James Elliott’s marker said he served on the U.S.S. Indiana and I later found that the Indiana fought in Guadalcanal, Tarawa, Iwo Jima, Saipan, the Battle of the Philippine Sea and Okinawa. And the body of Hettie Mary Morgan, Yeoman 2, U.S. Navy, World War I rests in that cemetery, one of only 13,000 American women who served in the First World War. Remembering and honoring the legacy of those men and women – their contributions to our civilization, our way of life, our democracy and our freedom – is, after all, the highest purpose of Memorial Day.

These men and women came from elsewhere, as told on weathered markers, from England, from Germany, from Maine, Ohio and Kentucky, searching for a better life, opportunity, a chance for happiness or gold, or perhaps adventure and a new start. They lived as soldiers, sailors, miners, fathers, sons, mothers and daughters. A family of five rest together in their plot bordered by concrete broken by tree roots and decades of frost heave. The Lord giveth and the Lord taketh away.

Those with the ability, gave their beloved elaborate markers, carved in stone, so that they should never be forgotten, while the resting places of the poor or criminal or friendless were marked with simple boards, long since indecipherable, or the many small plain markers of the “unknowns.”

IMG_1181The message is in the eye of the beholder and when visiting the grave of a friend or family member, there is a richness, a story, the memories of who that person was, their life, their hopes, their mistakes and a perception of that being. But after a generation or two, that richness – the stories possessed only by those who knew the dearly departed – goes silent, those that knew the story also gone.

The cynical, the despondent, the visitor without faith may wander, reading markers, mulling the futility of life, the dreams dashed, the hopes sundered, the sorrow of those left behind and the tragedy of life on Earth, a life of the flesh. A life as Macbeth said it, “…that struts and frets his hour upon the stage, and then is heard no more.”

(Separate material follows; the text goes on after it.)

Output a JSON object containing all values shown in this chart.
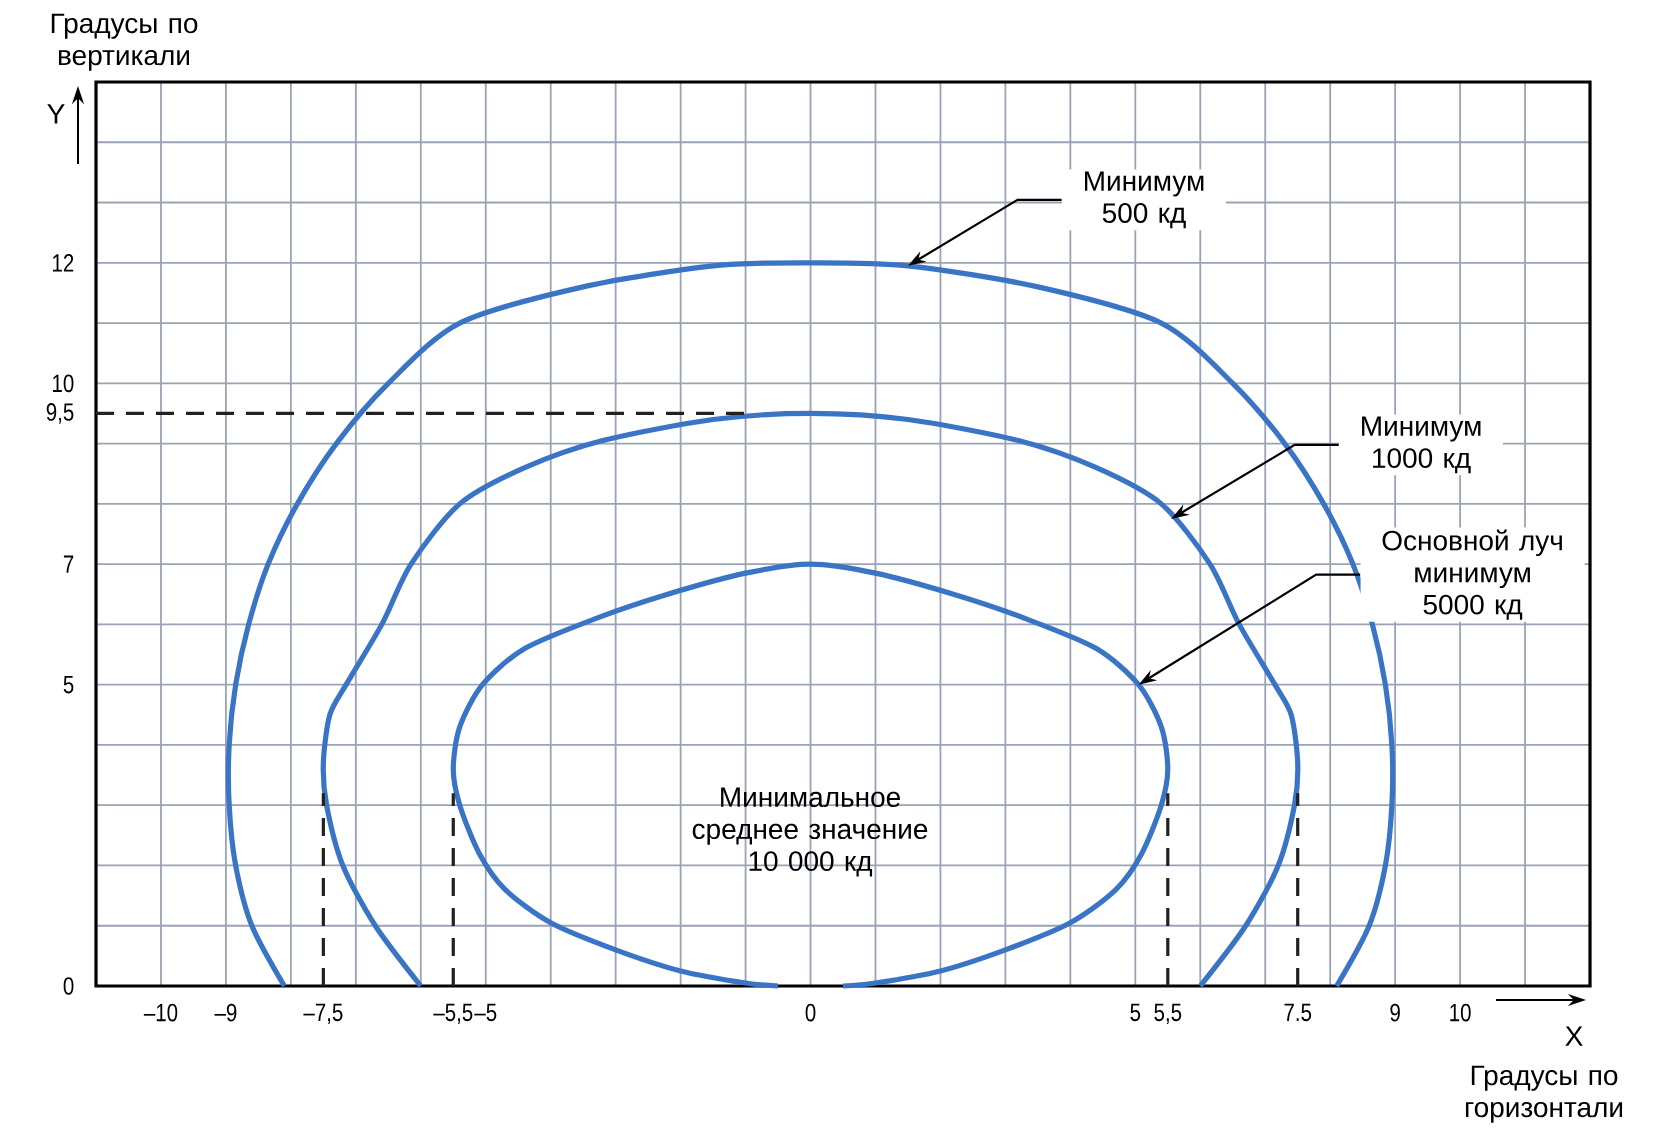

But there is more to this story. People of faith, believe there is more, that death is not the end, that there is meaning and continuity and purpose in a life – that not only has each individual contributed to the life of the family, the society and the nation, but has continuity as self, as a life, a being, a spirit, that the body and the life it serves is but one stage in the continuation of the individual as well as of humanity.

Abraham Lincoln said: “Surely God would not have created such a being as man, with an ability to grasp the infinite, to exist only for a day. No, no, man was made for immortality.”

And so there is hope and there is life and promise and a future. As such, those remains buried beneath the soil marked with loving inscriptions have served the purpose of the beings that animated them. They are worn-out husks, cast away, honored as is proper, but the spirit continues, life goes on and the future stretches out to infinity.